STOWE BEAGLES IN THE 1980S

John Thornton, known to everyone as Nat, spent over 35 years working at Stowe together with his wife Ann, who worked in the Medical centre caring for sick Stoics. They arrived in 1973 and initially Nat looked after the Beagles and also tended the Headmaster’s garden. They lived in the West Boycott Pavilion. At that time, Robert Drayson was the Headmaster but when he left in 1979, Nat started full time as Kennel Huntsman and improved the pack considerably. Nat is enjoying his retirement and still has very strong links to the Stowe Beagles. Nat and Ann’s daughter, Sue, who works at Stowe, has dug out an impressive collection of photographs of the Stowe Beagles in the 1970s and 1980s, which has inspired this article.

Beagling at Stowe in the early eighties was an especially popular activity and there was fierce competition for the honour of wearing a green coat as a whipper-in or Master and Huntsman. Much of the credit for this must go to the Kennel Huntsman, a former factory worker from Rugby, Nat. He was a brilliant and long-suffering mentor who maintained the highest standards and understood exactly the right balance between allowing us boys leeway and intervening in time to avert disaster both on and off the hunting field. I know Nat’s patience was sorely tested many times. Although we didn’t see him so often, Anthony Pedder also assisted behind the scenes as the member of staff in charge of beagling.

Hunting twice a week across the glorious Buckinghamshire countryside was only possible thanks to the generosity of our farming hosts, and the dedicated support offered by many outsiders. These included a canny old-fashioned countryman we all knew as Bossie, and John Brinklow, a builder who helped Nat keep boisterous boys on the straight and narrow during annual visits to the Northumberland Beagling Festival in early September. During winter and spring terms we travelled to meets every Tuesday and Saturday in a 16-seater van, although it was necessary to lay on a second, additional vehicle for the most popular fixtures. Unsurprisingly, these were usually wherever a lavish (and occasionally alcohol infused) hunting tea awaited at the end of the day. There was no let up during summer, for Nat encouraged us to show the Beagles at major hound shows up and down the country and reasoned that winning classes at Peterborough and other prominent shows generated excellent public relations for the School.

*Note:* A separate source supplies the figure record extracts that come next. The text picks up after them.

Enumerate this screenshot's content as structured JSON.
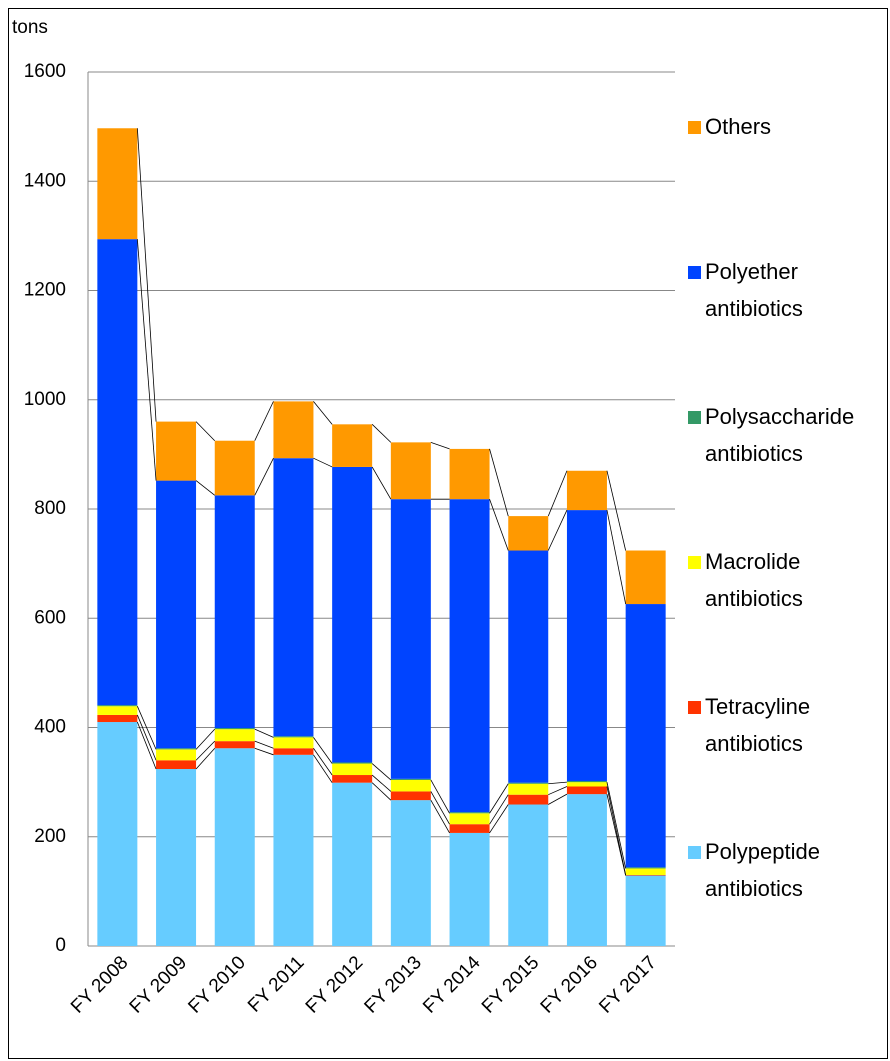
{
  "chart_data": {
    "type": "stacked_bar",
    "y_label": "tons",
    "categories": [
      "FY 2008",
      "FY 2009",
      "FY 2010",
      "FY 2011",
      "FY 2012",
      "FY 2013",
      "FY 2014",
      "FY 2015",
      "FY 2016",
      "FY 2017"
    ],
    "series": [
      {
        "name": "Polypeptide antibiotics",
        "color": "#66ccff",
        "values": [
          410,
          324,
          362,
          350,
          299,
          267,
          207,
          259,
          278,
          129
        ]
      },
      {
        "name": "Tetracyline antibiotics",
        "color": "#ff3300",
        "values": [
          13,
          16,
          13,
          12,
          14,
          16,
          16,
          18,
          14,
          1
        ]
      },
      {
        "name": "Macrolide antibiotics",
        "color": "#ffff00",
        "values": [
          16,
          20,
          22,
          20,
          21,
          21,
          20,
          20,
          8,
          12
        ]
      },
      {
        "name": "Polysaccharide antibiotics",
        "color": "#339966",
        "values": [
          2,
          2,
          2,
          2,
          2,
          2,
          2,
          2,
          2,
          2
        ]
      },
      {
        "name": "Polyether antibiotics",
        "color": "#0044ff",
        "values": [
          853,
          490,
          426,
          509,
          541,
          512,
          573,
          425,
          496,
          482
        ]
      },
      {
        "name": "Others",
        "color": "#ff9900",
        "values": [
          203,
          108,
          100,
          104,
          78,
          104,
          92,
          63,
          72,
          98
        ]
      }
    ],
    "ylim": [
      0,
      1600
    ],
    "yticks": [
      0,
      200,
      400,
      600,
      800,
      1000,
      1200,
      1400,
      1600
    ],
    "grid": true
  }
}
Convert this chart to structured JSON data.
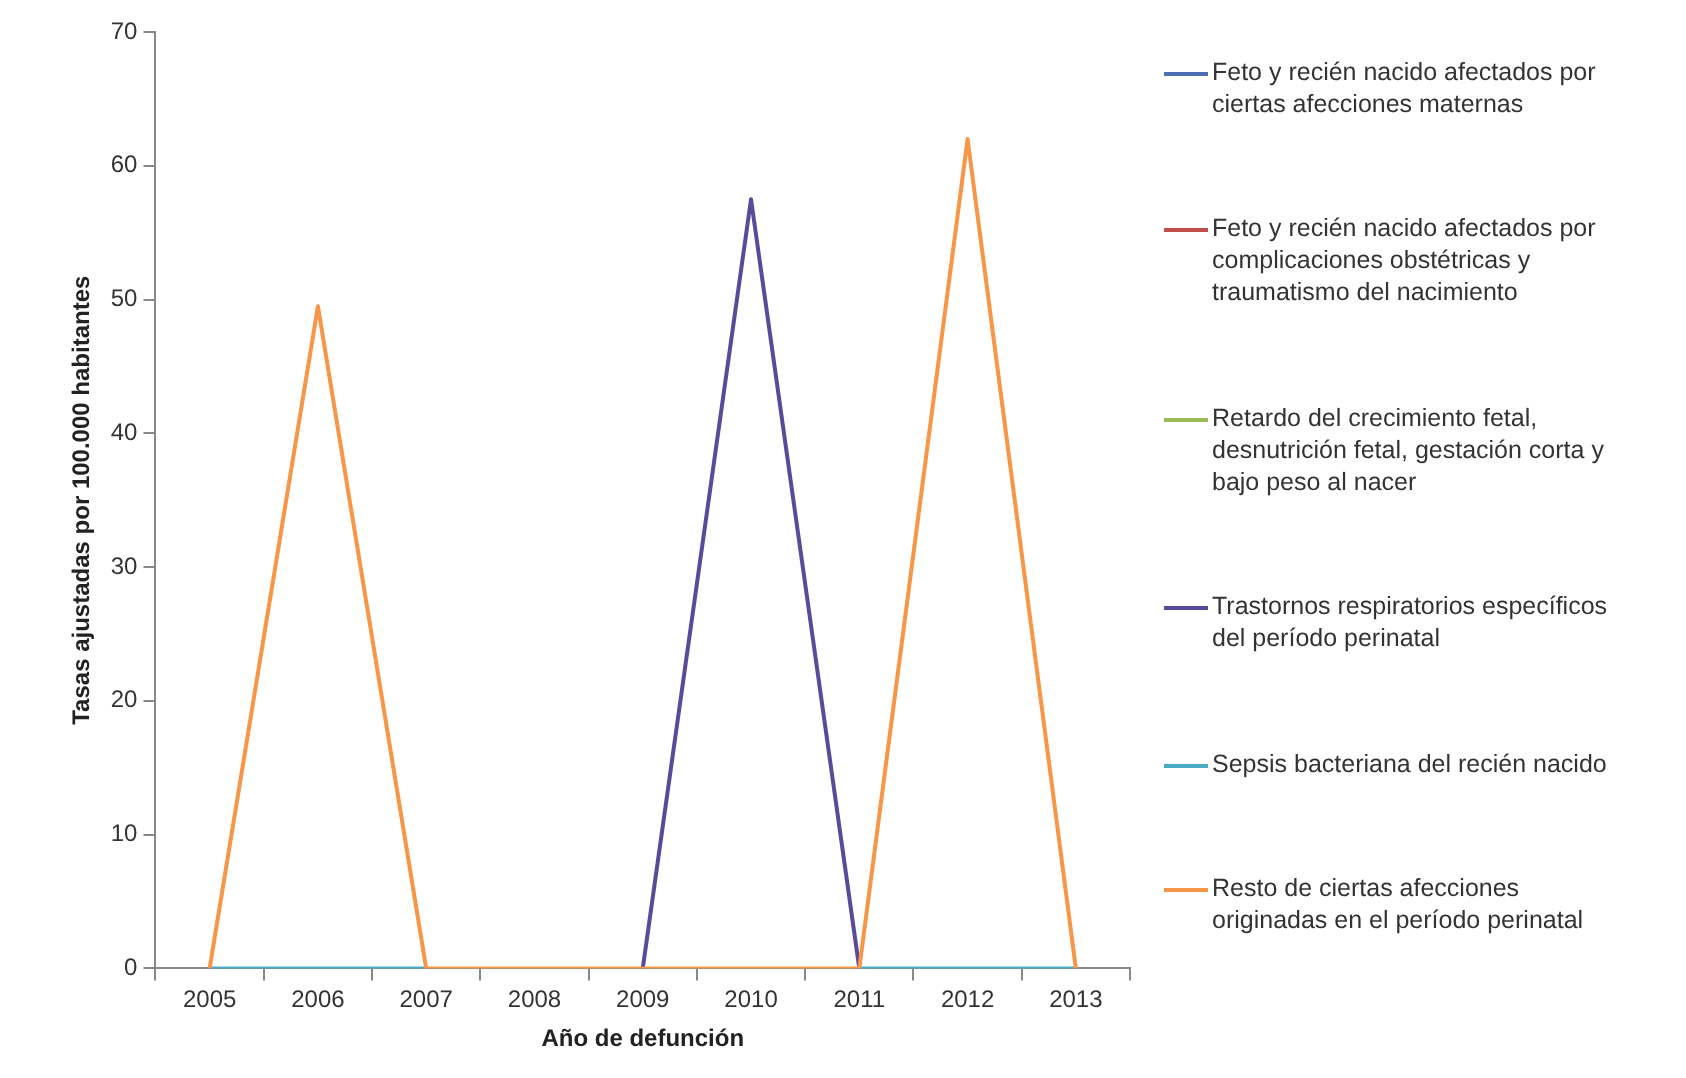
{
  "chart_data": {
    "type": "line",
    "xlabel": "Año de defunción",
    "ylabel": "Tasas ajustadas por 100.000 habitantes",
    "categories": [
      "2005",
      "2006",
      "2007",
      "2008",
      "2009",
      "2010",
      "2011",
      "2012",
      "2013"
    ],
    "ylim": [
      0,
      70
    ],
    "yticks": [
      0,
      10,
      20,
      30,
      40,
      50,
      60,
      70
    ],
    "legend": "right",
    "marker": "none",
    "series": [
      {
        "name": "Feto y recién nacido afectados por ciertas afecciones maternas",
        "color": "#4f6fb5",
        "values": [
          null,
          null,
          null,
          null,
          null,
          null,
          null,
          null,
          null
        ]
      },
      {
        "name": "Feto y recién nacido afectados por complicaciones obstétricas y traumatismo del nacimiento",
        "color": "#c0504d",
        "values": [
          null,
          null,
          null,
          null,
          null,
          null,
          null,
          null,
          null
        ]
      },
      {
        "name": "Retardo del crecimiento fetal, desnutrición fetal, gestación corta y bajo peso al nacer",
        "color": "#9bbb59",
        "values": [
          null,
          null,
          null,
          null,
          null,
          null,
          null,
          null,
          null
        ]
      },
      {
        "name": "Trastornos respiratorios específicos del período perinatal",
        "color": "#5b4a9a",
        "values": [
          null,
          null,
          null,
          null,
          0,
          57.5,
          0,
          null,
          null
        ]
      },
      {
        "name": "Sepsis bacteriana del recién nacido",
        "color": "#4bacc6",
        "values": [
          0,
          0,
          0,
          null,
          null,
          null,
          0,
          0,
          0
        ]
      },
      {
        "name": "Resto de ciertas afecciones originadas en el período perinatal",
        "color": "#f79646",
        "values": [
          0,
          49.5,
          0,
          0,
          0,
          0,
          0,
          62,
          0
        ]
      }
    ]
  }
}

The boys also helped out with kennel duties at the Boycott Pavilions throughout the year, which included hound exercise (is there anywhere more beautiful to walk out a pack of hounds than the magnificent school grounds), feeding, cleaning out lodges and skinning fallen stock to feed the hounds. I was fortunate to hunt the Beagles in the 1980-81 season with Frank Houghton Brown (Temple 83) and the late Tom Bannister (Lyttelton 82) whipping-in, who both went on to make their mark in the wider hunting world. We enjoyed some outstanding hunts and I would relish the opportunity to read once more the detailed observations I made on each day’s sport in the canvas bound Stowe Beagles hunting diary that was handed down for successive generations of huntsmen to complete.

It was entirely thanks to assimilating hound management and hunting skills under Nat’s watchful eye that I was able to take on the mastership of a pack of foxhounds on Dartmoor six years after leaving Stowe, live at the kennels and singlehandedly look after the hounds. I was only one of many, for Stowe has furnished the hunting world with numerous successful masters of foxhounds before and since. These include the Wynnstay’s recently retired MFH, Richard Tyacke and the current master and huntsman of the prestigious Heythrop Hunt in Gloucestershire, Charles Frampton.

I’ve had the privilege of knowing hundreds of different foxhounds since my schooldays, but I will never forget our beloved beagles from nearly forty years ago. The lemon and white Starlight who won everything there was to win on the flags, the equally successful rangy, tricolour bitch Willow, and dear Winifred, a tan bitch with one eye who was a tireless hunter and as honest as the day is long. And then there was Roxburgh, whose photo with a hare’s pad clasped firmly between his teeth hangs in my office to this day – how we adored those wonderful hounds. None stood higher than 16 inches at the shoulder, but they are all giants in my mind’s eye.